Margot Benacerraf (Caracas, 1926), cinéaste, documentariste, photographe et importante promotrice de la culture vénézuélienne, considérée l’une des pionnières du cinéma national et latino-américain, est décédée mercredi dernier à l’âge de 97 ans. On se souviendra d’elle, surtout pour son acclamé documentaire Araya, un film diffusé en 1959 en noir et blanc qui fait le portrait des durs labeurs et des vicissitudes des travailleurs de salines situées dans un village reculé sur la côte orientale vénézuélienne éponyme.
Photo : Analítica
Araya permit à Benacerraf d’être lauréate du prix de la critique du festival de Cannes de cette année, avec le célèbre Hiroshima Mon amour, du français Alain Resnais.
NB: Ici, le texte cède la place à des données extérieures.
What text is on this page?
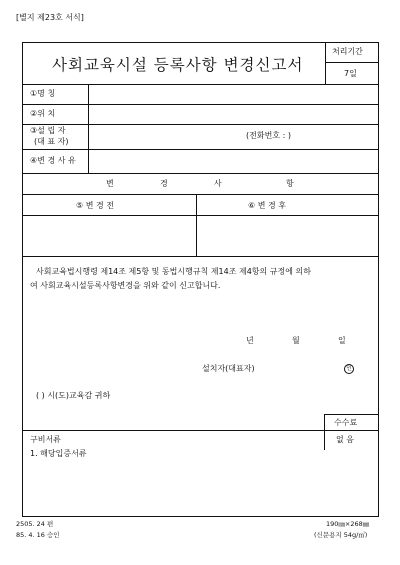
[별지 제23호 서식]
사회교육시설 등록사항 변경신고서
처리기간
7일
①명 칭
②위 치
③설 립 자
(대 표 자)
(전화번호 : )
④변 경 사 유
변	경	사	항
⑤ 변 경 전	⑥ 변 경 후
사회교육법시행령 제14조 제5항 및 동법시행규칙 제14조 제4항의 규정에 의하
여 사회교육시설등록사항변경을 위와 같이 신고합니다.
년	월	일
설치자(대표자)	인
( ) 시(도)교육감 귀하
수수료
없 음
구비서류
1. 해당입증서류
2505. 24 편
85. 4. 16 승인
190㎜×268㎜
(신문용지 54g/㎡)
Araya fut applaudi et sélectionné plusieurs fois comme l’un des meilleurs documentaires latino-américains du XXe siècle par de nombreuses publications, surtout françaises, mais aussi italiennes et étasuniennes.
Fille d’immigrés juifs, Benacerraf obtient un diplôme de philosophie et de lettres à l’Université centrale du Venezuela en 1947. Après avoir obtenu une bourse du département d’art dramatique de l’université Columbia de New York et remporté le prix dramaturgique créé par cette institution, Benacerraf se rend à Paris, où elle se découvre une passion pour la production audiovisuelle après avoir été diplômée de l’Institut des Hautes Études Cinématographiques de Paris.
À son retour au pays en 1952, Benacerraf sort Reverón, sa première œuvre en tant que cinéaste. Il s’agit d’un documentaire qui plonge dans le labyrinthe créatif et mental d’Armando Reverón, un artiste vénézuélien, l’un des plus grands noms de la peinture latino-américaine du XXe siècle, célèbre pour ses excentricités et son mode de vie autogéré et complètement rocailleux. Reverón a connu un grand succès critique et a remporté le prix du meilleur film au Festival international du film d’art de Caracas, qui s’est tenu cette année-là. Il est projeté avec succès aux festivals de Berlin, de Cannes et d’Édimbourg, ainsi qu’aux Cinémathèques de France et de Belgique. Son travail ouvrira les portes de la critique à d’autres sorties.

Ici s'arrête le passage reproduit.